It was not until 1948 that Eugène Ionesco finally wrote his first play. Having decided at the age of 40 that he ought to learn English, Ionesco acquired an English primer and set to work, conscientiously copying whole sentences from the text for the purpose of memorizing them. Rereading them, he did not learn English as he had intended, but rather became aware of some astonishing truths—that, for example, there are seven days in the week, something he already knew; that the floor is down, the ceiling up, things he already knew as well, perhaps, but that he had never seriously thought about or had forgotten, and that seemed to him, suddenly, as stupefying as they were indisputably true.

As the lessons advanced, two characters were introduced—Mr. and Mrs. Smith. Ionesco was astonished when Mrs. Smith informed her husband that they had several children, that they lived in the vicinity of London, that their name was Smith, that Mr. Smith was a clerk, and that they had a servant, Mary, English, like themselves. What he found remarkable about Mrs. Smith was the precise, methodical procedure she followed in her quest for truth. It was then, as Ionesco later explained, that “A strange phenomenon took place. I don't know how—the text began imperceptibly to change before my eyes. The very simple, luminously clear statements I had copied so diligently into my notebook, left to themselves, fermented after a while, lost their original identity, expanded and overflowed.

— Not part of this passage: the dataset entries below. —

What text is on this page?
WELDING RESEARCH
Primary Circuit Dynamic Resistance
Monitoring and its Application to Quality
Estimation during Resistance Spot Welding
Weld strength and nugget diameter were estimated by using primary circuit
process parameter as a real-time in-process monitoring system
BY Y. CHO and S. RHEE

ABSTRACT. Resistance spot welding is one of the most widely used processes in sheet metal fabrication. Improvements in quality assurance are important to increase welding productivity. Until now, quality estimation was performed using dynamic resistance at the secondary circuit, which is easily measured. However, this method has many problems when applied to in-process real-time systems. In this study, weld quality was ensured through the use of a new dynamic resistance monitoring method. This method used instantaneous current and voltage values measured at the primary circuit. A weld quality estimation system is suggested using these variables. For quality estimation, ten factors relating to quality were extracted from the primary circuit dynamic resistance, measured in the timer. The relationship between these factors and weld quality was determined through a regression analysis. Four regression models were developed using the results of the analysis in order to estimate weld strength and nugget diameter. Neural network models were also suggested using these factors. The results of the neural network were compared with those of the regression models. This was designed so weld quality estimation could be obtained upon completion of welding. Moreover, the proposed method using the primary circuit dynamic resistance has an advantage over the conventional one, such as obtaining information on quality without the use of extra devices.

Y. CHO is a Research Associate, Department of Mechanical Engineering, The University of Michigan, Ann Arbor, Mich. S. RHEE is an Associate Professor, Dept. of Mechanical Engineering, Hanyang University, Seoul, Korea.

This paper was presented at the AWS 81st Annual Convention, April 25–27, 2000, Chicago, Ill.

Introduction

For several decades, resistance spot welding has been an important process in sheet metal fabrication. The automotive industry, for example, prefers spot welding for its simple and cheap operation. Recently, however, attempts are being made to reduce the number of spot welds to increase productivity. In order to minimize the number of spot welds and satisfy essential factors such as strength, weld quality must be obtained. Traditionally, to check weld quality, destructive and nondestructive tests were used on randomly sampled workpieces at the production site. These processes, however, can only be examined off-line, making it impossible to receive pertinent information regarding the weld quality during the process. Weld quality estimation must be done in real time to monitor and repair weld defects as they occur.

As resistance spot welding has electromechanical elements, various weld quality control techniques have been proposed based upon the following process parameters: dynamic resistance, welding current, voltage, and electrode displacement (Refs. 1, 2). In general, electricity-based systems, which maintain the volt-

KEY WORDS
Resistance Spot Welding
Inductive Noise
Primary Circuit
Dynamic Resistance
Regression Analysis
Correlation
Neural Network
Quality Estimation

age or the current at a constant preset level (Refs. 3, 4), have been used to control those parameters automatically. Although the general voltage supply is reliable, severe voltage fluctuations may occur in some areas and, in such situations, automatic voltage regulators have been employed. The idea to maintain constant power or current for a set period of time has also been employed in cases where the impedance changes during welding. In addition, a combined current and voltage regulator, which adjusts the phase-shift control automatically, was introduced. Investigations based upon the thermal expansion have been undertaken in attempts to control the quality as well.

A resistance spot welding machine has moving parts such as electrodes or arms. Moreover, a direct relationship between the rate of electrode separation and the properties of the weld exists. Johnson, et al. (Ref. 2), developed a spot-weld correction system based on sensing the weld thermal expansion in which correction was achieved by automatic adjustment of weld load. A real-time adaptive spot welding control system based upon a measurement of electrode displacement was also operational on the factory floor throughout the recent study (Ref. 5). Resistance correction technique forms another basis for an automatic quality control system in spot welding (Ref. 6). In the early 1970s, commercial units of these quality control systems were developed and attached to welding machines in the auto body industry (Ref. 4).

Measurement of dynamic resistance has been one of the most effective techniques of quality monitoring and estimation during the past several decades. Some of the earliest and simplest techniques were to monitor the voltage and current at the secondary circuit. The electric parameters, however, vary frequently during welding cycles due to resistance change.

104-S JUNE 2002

The clichés and truisms of the conversation primer, which had once made sense ... gave way to pseudo-clichés and pseudo-truisms; these disintegrated into wild caricature and parody, and in the end language disintegrated into disjointed fragments of words.”

Ionesco set about translating his experience into a play, The Bald Soprano, which was staged on May 11, 1950, at the Théâtre des Noctambules, under the direction of Nicolas Bataille. Like many of the other “anti-plays” which would soon pour forth from Ionesco’s mind, The Bald Soprano rejected the logical plot, character development, and thought of traditional drama, instead creating a new anarchic brand of comedy meant to convey the meaninglessness of modern man’s existence in a universe ruled entirely by chance. Ionesco’s initial offering went unnoticed until (ironically, by chance) a few established writers and critics stumbled upon it and threw their combined literary weight behind the strange little play, throwing the spotlight on the now middle-aged Ionesco who soon found himself in a position of international renown. He followed this remarkable success with a string of critically acclaimed plays including The Lesson (1951), The Chairs (1952), and Jack or The Submission (1955). Ionesco’s comedies caused such a stir that, in the summer of 1958, dramatic critic Kenneth Tynan launched an attack against him in the pages of the London Observer, referring to the dramatist as the “messiah” of the enemies of realism in the theatre. The public debate which followed between Tynan and Ionesco over the value of anti-realism in the theatre forced the writer to elucidate his dramatic theories. He maintained that, contrary to Tynan’s assertions, he did not believe that communication through language was impossible. “The very fact of writing and presenting plays,” he wrote “is surely incompatible with such a view.” Instead, he insisted, his plays were an attempt to revitalize a dead form of communication, to renew the language by attempting to say new things in a new way. Some congratulated Ionesco on refuting the current theory of “social realism.” Others quipped that if he could put some of this “clarity and wisdom into his own plays, he might yet become a great playwright!” But regardless of which side of the argument they took, everyone was talking about it.

On January 25, 1960, Rhinoceros premiered at the Odéon under the direction of Jean-Louis Barrault. Reflecting Ionesco’s personal experiences with Fascism, Rhinoceros depicts the struggle of one man to maintain his identity and integrity alone in a world where all others have succumbed to the “beauty” of brute force. It is considered by many to be Ionesco’s finest play.

In 1962, in what would be one of the defining moments of his career, Ionesco was identified by Martin Esslin as one of the primary dramatists of what he called the “Theatre of the Absurd.” Esslin’s terminology resonated in a world still numbed by the senseless violence of World War II, and the label would affix itself to Ionesco until his death, forever joining him in the mind of the public with other “absurdist” writers such as Samuel Beckett, Jean Genet, Arthur Adamov, and Harold Pinter.

Eugène Ionesco died on March 29, 1994, at the age of 84, and is buried in the Cimetière du Montparnasse, in Paris, France. His other plays include The Killer (1959), Exit the King (1962), Hunger and Thirst (1966), Macbett (1972), and Journeys Among the Dead (1981).